The memory-store backs a 3-collection clinical knowledge graph: entities, relationships, claims.

Entity taxonomy

The taxonomy_category field (added in SPEC-05 §3) enables aggregation routing. Seed categories:

  • problem — conditions, diagnoses
  • symptom — patient-reported
  • intervention — medications, procedures
  • outcome — labs, vitals, patient-reported outcomes
  • population — cohort identifiers

Backfill migration: scripts/migrate-add-taxonomy-category.py (idempotent, resumable).

Claim lifecycle

Retrieval paths

Two complementary access patterns:

  • Graph traversal$graphLookup up to depth 4 over memory_relationships, producing entity → entity paths
  • Full-text — Atlas Search index claims_fts over encrypted-decrypted claim text (search handled server-side with encrypted-field considerations)
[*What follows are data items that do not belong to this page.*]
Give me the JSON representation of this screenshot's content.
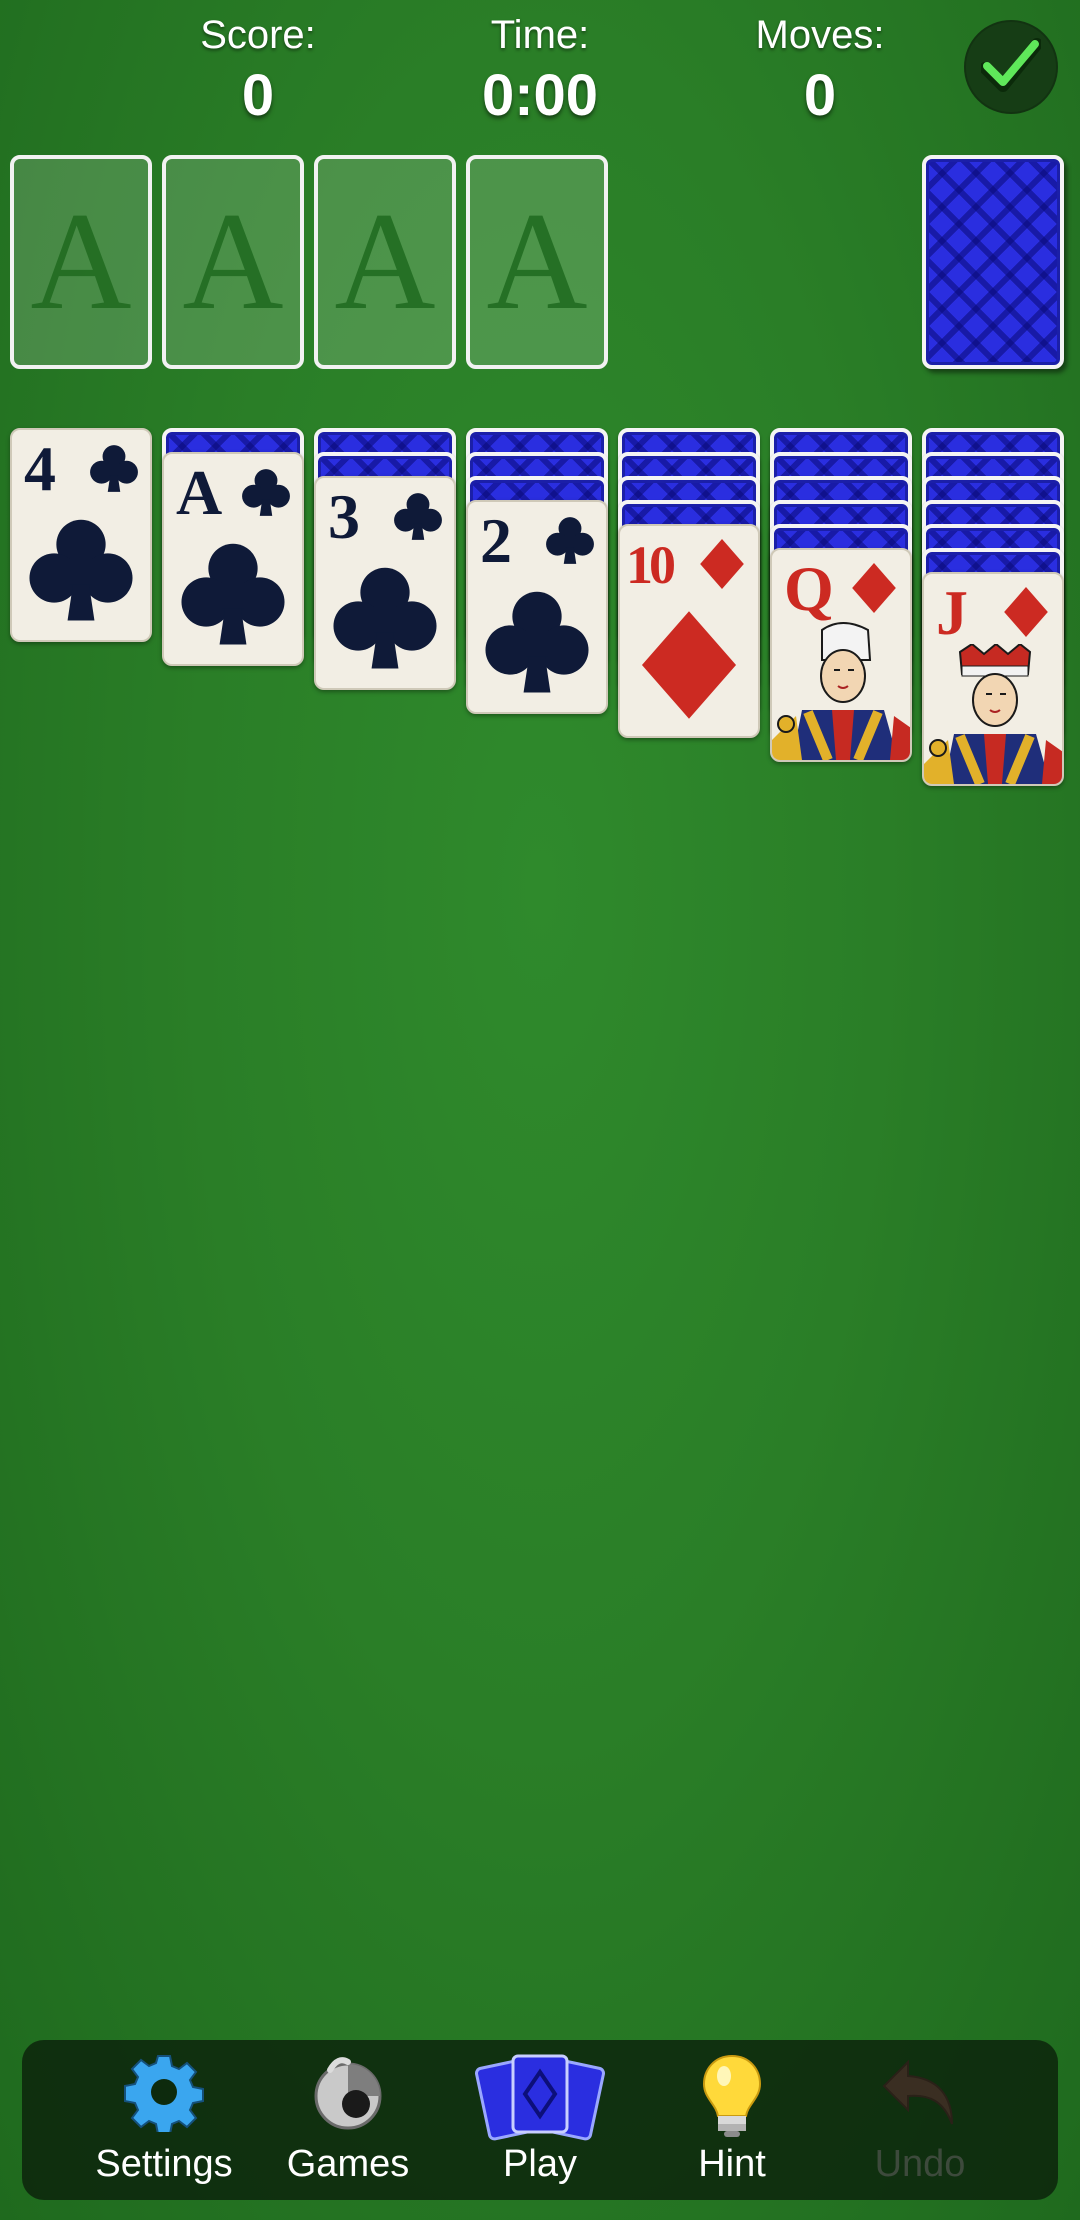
{
  "stats": {
    "score": {
      "label": "Score:",
      "value": "0"
    },
    "time": {
      "label": "Time:",
      "value": "0:00"
    },
    "moves": {
      "label": "Moves:",
      "value": "0"
    }
  },
  "icons": {
    "auto_complete": "checkmark-icon",
    "settings": "gear-icon",
    "games": "games-icon",
    "play": "cards-icon",
    "hint": "lightbulb-icon",
    "undo": "undo-arrow-icon"
  },
  "foundations": [
    "A",
    "A",
    "A",
    "A"
  ],
  "tableau": [
    {
      "face_down": 0,
      "rank": "4",
      "suit": "clubs",
      "color": "black"
    },
    {
      "face_down": 1,
      "rank": "A",
      "suit": "clubs",
      "color": "black"
    },
    {
      "face_down": 2,
      "rank": "3",
      "suit": "clubs",
      "color": "black"
    },
    {
      "face_down": 3,
      "rank": "2",
      "suit": "clubs",
      "color": "black"
    },
    {
      "face_down": 4,
      "rank": "10",
      "suit": "diamonds",
      "color": "red"
    },
    {
      "face_down": 5,
      "rank": "Q",
      "suit": "diamonds",
      "color": "red"
    },
    {
      "face_down": 6,
      "rank": "J",
      "suit": "diamonds",
      "color": "red"
    }
  ],
  "nav": {
    "settings": "Settings",
    "games": "Games",
    "play": "Play",
    "hint": "Hint",
    "undo": "Undo"
  },
  "colors": {
    "felt": "#2a7e27",
    "card_back": "#2a2ee0",
    "black_suit": "#0f1a38",
    "red_suit": "#cc2a22",
    "accent_blue": "#3aa6ef",
    "check_green": "#5fe85a"
  }
}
The 4 routes combine these (see Hybrid retrieval).

Governance

  • Every entity has a patientId scope (or null for public ontology data)
  • Every claim has pii_fields[] marking which fields are PHI → serializer redacts
  • Every write audit-chained via AuditService.append()
  • Retention: entities + claims retained per patient's data-retention policy; findings (correlator/replicator/librarian) 180d TTL

MCP server (spec 044)

6 query operations exposed as Claude Code tools:

  • memory_find_entity_by_name
  • memory_get_claim_chain
  • memory_screen_completeness
  • memory_list_hypotheses
  • memory_graph_expand (capped at 2 hops)
  • memory_search_claims (consent-scoped when patient_id provided)

All tool calls emit memory.mcp.tool_invoked audit events with metadata-only payloads (tool_name, user_sub_hash, patient_id, latency_ms — no args or response content).